How Much Money Should You Save For Rental Home Repairs?



The cost of home repairs is one of the inevitable expenses that come with owning rental property. Regular repair and maintenance ensure that a rental home remains in habitable condition. Things that will require occasional repair in your rental include the plumbing, heating systems, electrical systems and appliances.


According to a 2019 survey on home repair expenditure, about 52% of Canadian homeowners had spent 2,000 CAD or more on home repairs in the past year.

However, deciding how much to save for home repairs is not easy. Since properties differ in age, type, location and condition, there is no one-size-fits-all approach. The good news is that there are several techniques you can use to figure out how much you need to set aside for repairs.

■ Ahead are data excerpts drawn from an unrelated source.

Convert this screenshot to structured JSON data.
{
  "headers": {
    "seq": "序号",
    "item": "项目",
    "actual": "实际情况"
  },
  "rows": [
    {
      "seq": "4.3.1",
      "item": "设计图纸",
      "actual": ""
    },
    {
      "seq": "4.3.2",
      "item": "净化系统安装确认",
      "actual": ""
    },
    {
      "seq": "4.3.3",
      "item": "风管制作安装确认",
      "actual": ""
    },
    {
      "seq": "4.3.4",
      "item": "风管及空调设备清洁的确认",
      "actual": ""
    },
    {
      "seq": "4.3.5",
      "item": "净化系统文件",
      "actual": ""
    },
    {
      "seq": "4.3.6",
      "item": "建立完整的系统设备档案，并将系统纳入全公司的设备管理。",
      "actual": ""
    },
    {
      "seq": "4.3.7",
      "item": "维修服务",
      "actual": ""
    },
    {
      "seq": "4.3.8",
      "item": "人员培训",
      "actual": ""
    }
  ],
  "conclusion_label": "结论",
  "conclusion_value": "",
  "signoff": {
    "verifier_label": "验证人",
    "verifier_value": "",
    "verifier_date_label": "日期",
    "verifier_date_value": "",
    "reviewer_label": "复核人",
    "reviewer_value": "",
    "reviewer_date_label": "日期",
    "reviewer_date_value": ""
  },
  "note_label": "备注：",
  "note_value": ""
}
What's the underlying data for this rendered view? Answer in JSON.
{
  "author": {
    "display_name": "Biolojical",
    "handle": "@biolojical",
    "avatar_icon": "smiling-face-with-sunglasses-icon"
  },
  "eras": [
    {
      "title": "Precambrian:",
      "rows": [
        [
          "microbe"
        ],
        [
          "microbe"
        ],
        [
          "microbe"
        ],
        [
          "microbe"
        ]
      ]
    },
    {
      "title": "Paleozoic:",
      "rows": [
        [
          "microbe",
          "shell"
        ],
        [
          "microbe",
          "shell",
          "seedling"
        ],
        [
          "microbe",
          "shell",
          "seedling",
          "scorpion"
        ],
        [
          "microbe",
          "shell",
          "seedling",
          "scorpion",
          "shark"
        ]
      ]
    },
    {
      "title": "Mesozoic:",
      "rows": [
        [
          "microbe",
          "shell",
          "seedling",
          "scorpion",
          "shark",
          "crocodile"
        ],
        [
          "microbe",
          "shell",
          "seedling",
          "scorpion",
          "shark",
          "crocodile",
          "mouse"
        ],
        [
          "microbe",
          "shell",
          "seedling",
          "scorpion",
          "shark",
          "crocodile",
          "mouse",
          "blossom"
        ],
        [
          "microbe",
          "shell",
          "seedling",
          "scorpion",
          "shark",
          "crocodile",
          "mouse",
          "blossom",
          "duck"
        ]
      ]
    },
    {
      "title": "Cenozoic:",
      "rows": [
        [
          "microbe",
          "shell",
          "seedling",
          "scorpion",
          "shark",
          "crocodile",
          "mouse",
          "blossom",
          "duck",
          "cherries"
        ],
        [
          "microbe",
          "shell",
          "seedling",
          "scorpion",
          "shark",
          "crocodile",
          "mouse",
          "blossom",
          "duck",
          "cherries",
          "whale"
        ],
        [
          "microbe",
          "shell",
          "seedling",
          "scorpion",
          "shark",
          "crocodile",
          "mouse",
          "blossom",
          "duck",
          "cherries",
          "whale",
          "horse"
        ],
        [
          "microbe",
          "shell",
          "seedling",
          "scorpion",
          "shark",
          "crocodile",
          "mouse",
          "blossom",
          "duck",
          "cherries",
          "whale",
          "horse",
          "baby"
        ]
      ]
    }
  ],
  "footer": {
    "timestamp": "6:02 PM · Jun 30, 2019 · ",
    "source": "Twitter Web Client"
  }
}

How to estimate rental home repair costs


Here are some formulas you can use to estimate your rental repair costs:


50% rule


According to this rule, 50% of the income generated from your rental home should be set aside for expenses such as maintenance, repairs, insurance and taxes. For instance, if you earn $3,000 a month, then $1,500 should go towards your fixed and variable expenses.


1% rule


This rule stipulates that one percent of your rental property’s value should be saved annually for repair and maintenance. Therefore, if your home is valued at $150,000, you need to save $1,500 annually for maintenance. To have a bigger buffer, you could adjust this to 2% or 3% of your home’s value.


Square footage formula


Estimating repair costs based on the square footage of the home is another commonly used formula. With this method of calculation, you save $1 for every square footage of your home. For example, if you have a 3,000-foot rental property, you should save about $3,000 annually for repairs and maintenance.


Conclusion

Though there is no way to budget exact figures, the formulas listed above will give you a general idea of how much you should save. Some landlords buffer their home repair budget with a home equity line of credit on one or more of their properties. This helps cushion them against unexpected large expenses.